- Traditional Chinese: 藝術不夜館：性別的暴力（從香港角度探討）座談會
- Simplified Chinese: 艺术不夜馆：性别的暴力（从香港角度探讨）座探会

Standard Mandarin
- Hanyu Pinyin: yìshù bù yèguǎn: xìngbié de bàolì (Cóng Xiānggǎng jiǎodù tàntǎo) zuò tànhuì

Yue: Cantonese
- Jyutping: ngai6 seot6 bat1 je6 gun2: sing3 bit6 dik1 bou6 lik6 (cung4 hoeng1 gong2 gok3 dou6 taam3 tou2) zo6 taam3 wui5

= The Violence of Gender =

Hong Kong art exhibition

"Performing Society: The Violence of Gender" (藝術不夜館：性別的暴力（從香港角度探討）座談會) was an art exhibition, hosted in Tai Kwun, Hong Kong from 16 February to 28 April 2019. The artist panel was held on 7 March 2019. It discussed how the themes of gender and violence intersect.

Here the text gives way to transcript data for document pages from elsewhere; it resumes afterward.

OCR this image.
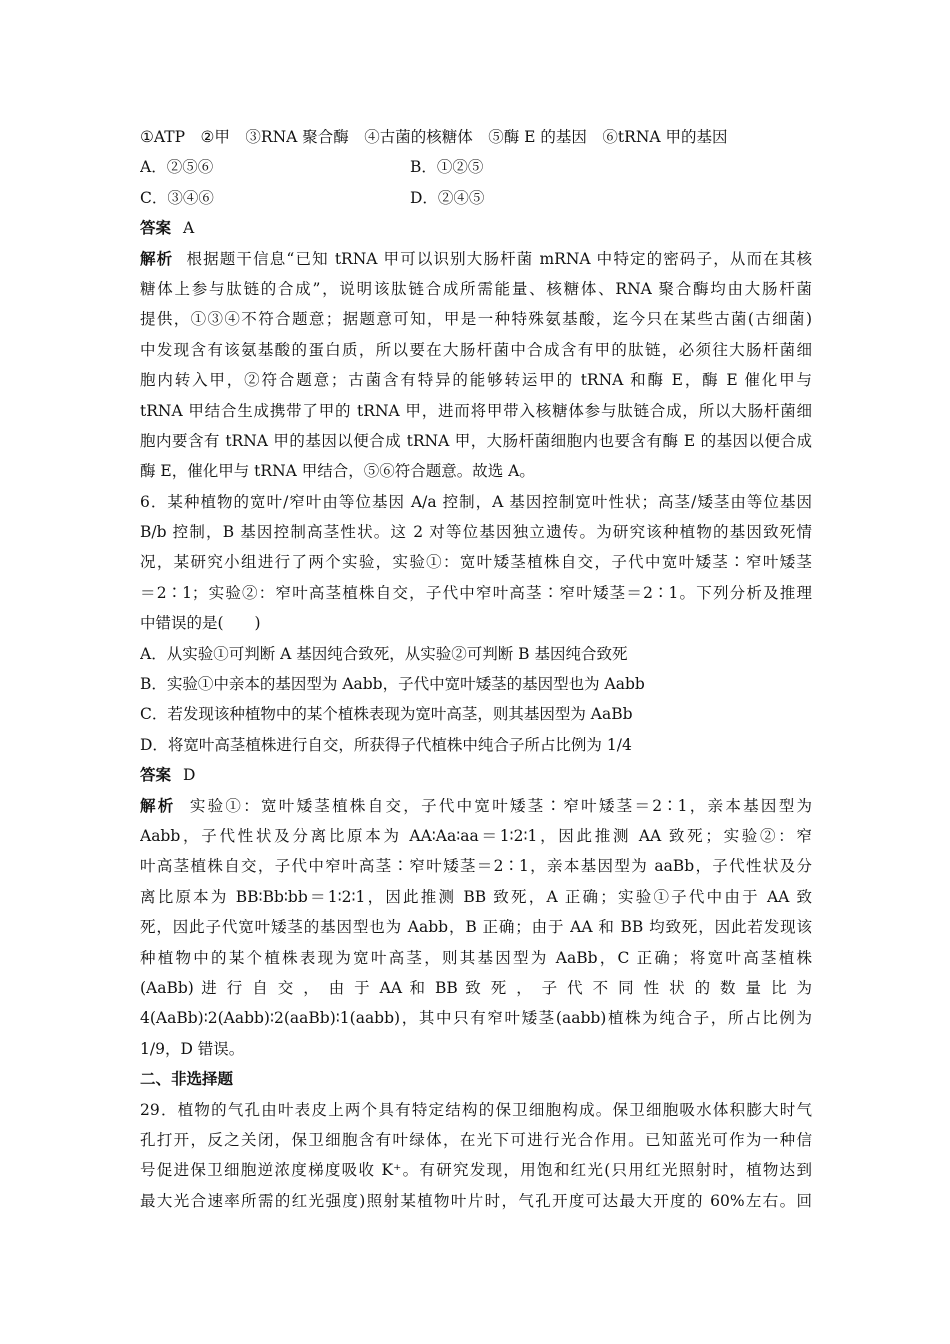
①ATP　②甲　③RNA 聚合酶　④古菌的核糖体　⑤酶 E 的基因　⑥tRNA 甲的基因
A．②⑤⑥	B．①②⑤
C．③④⑥	D．②④⑤
答案 A
解析 根据题干信息“已知 tRNA 甲可以识别大肠杆菌 mRNA 中特定的密码子，从而在其核
糖体上参与肽链的合成”，说明该肽链合成所需能量、核糖体、RNA 聚合酶均由大肠杆菌
提供，①③④不符合题意；据题意可知，甲是一种特殊氨基酸，迄今只在某些古菌(古细菌)
中发现含有该氨基酸的蛋白质，所以要在大肠杆菌中合成含有甲的肽链，必须往大肠杆菌细
胞内转入甲，②符合题意；古菌含有特异的能够转运甲的 tRNA 和酶 E，酶 E 催化甲与
tRNA 甲结合生成携带了甲的 tRNA 甲，进而将甲带入核糖体参与肽链合成，所以大肠杆菌细
胞内要含有 tRNA 甲的基因以便合成 tRNA 甲，大肠杆菌细胞内也要含有酶 E 的基因以便合成
酶 E，催化甲与 tRNA 甲结合，⑤⑥符合题意。故选 A。
6．某种植物的宽叶/窄叶由等位基因 A/a 控制，A 基因控制宽叶性状；高茎/矮茎由等位基因
B/b 控制，B 基因控制高茎性状。这 2 对等位基因独立遗传。为研究该种植物的基因致死情
况，某研究小组进行了两个实验，实验①：宽叶矮茎植株自交，子代中宽叶矮茎∶窄叶矮茎
＝2∶1；实验②：窄叶高茎植株自交，子代中窄叶高茎∶窄叶矮茎＝2∶1。下列分析及推理
中错误的是(　　)
A．从实验①可判断 A 基因纯合致死，从实验②可判断 B 基因纯合致死
B．实验①中亲本的基因型为 Aabb，子代中宽叶矮茎的基因型也为 Aabb
C．若发现该种植物中的某个植株表现为宽叶高茎，则其基因型为 AaBb
D．将宽叶高茎植株进行自交，所获得子代植株中纯合子所占比例为 1/4
答案 D
解析 实验①：宽叶矮茎植株自交，子代中宽叶矮茎∶窄叶矮茎＝2∶1，亲本基因型为
Aabb，子代性状及分离比原本为 AA∶Aa∶aa＝1∶2∶1，因此推测 AA 致死；实验②：窄
叶高茎植株自交，子代中窄叶高茎∶窄叶矮茎＝2∶1，亲本基因型为 aaBb，子代性状及分
离比原本为 BB∶Bb∶bb＝1∶2∶1，因此推测 BB 致死，A 正确；实验①子代中由于 AA 致
死，因此子代宽叶矮茎的基因型也为 Aabb，B 正确；由于 AA 和 BB 均致死，因此若发现该
种植物中的某个植株表现为宽叶高茎，则其基因型为 AaBb，C 正确；将宽叶高茎植株
(AaBb) 进 行 自 交 ， 由 于 AA 和 BB 致 死 ， 子 代 不 同 性 状 的 数 量 比 为
4(AaBb)∶2(Aabb)∶2(aaBb)∶1(aabb)，其中只有窄叶矮茎(aabb)植株为纯合子，所占比例为
1/9，D 错误。
二、非选择题
29．植物的气孔由叶表皮上两个具有特定结构的保卫细胞构成。保卫细胞吸水体积膨大时气
孔打开，反之关闭，保卫细胞含有叶绿体，在光下可进行光合作用。已知蓝光可作为一种信
号促进保卫细胞逆浓度梯度吸收 K⁺。有研究发现，用饱和红光(只用红光照射时，植物达到
最大光合速率所需的红光强度)照射某植物叶片时，气孔开度可达最大开度的 60%左右。回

The published article in The Stand News (立場新聞) quoted two artworks from the show to discuss what's violent.

==Artists==
There were 11 artists from around the world featured in the exhibit. Ten are female and one is male.

Participating artists

- Dong Jinling
- Jana Euler
- Anne Imhof
- Oliver Laric
- Liu Yefu
- Ma Qiusha
- Julia Phillips
- Pamela Rosenkranz
- Marianna Simnett
- Raphaela Vogel
- Wong Ping

==Reception==
Rachel Cheung of the South China Morning Post reviewed the exhibition. She stated that "Tai Kwun should be applauded for putting up a show on the timely topic" and that publicly discussing the subject brings progress on the matter. Cheung argued that the protagonist of the animation Who’s the Daddy, a 2017 short film by Wong Ping, reflects misogyny in regards to bodies and that the work overall "feels out of place in the exhibition."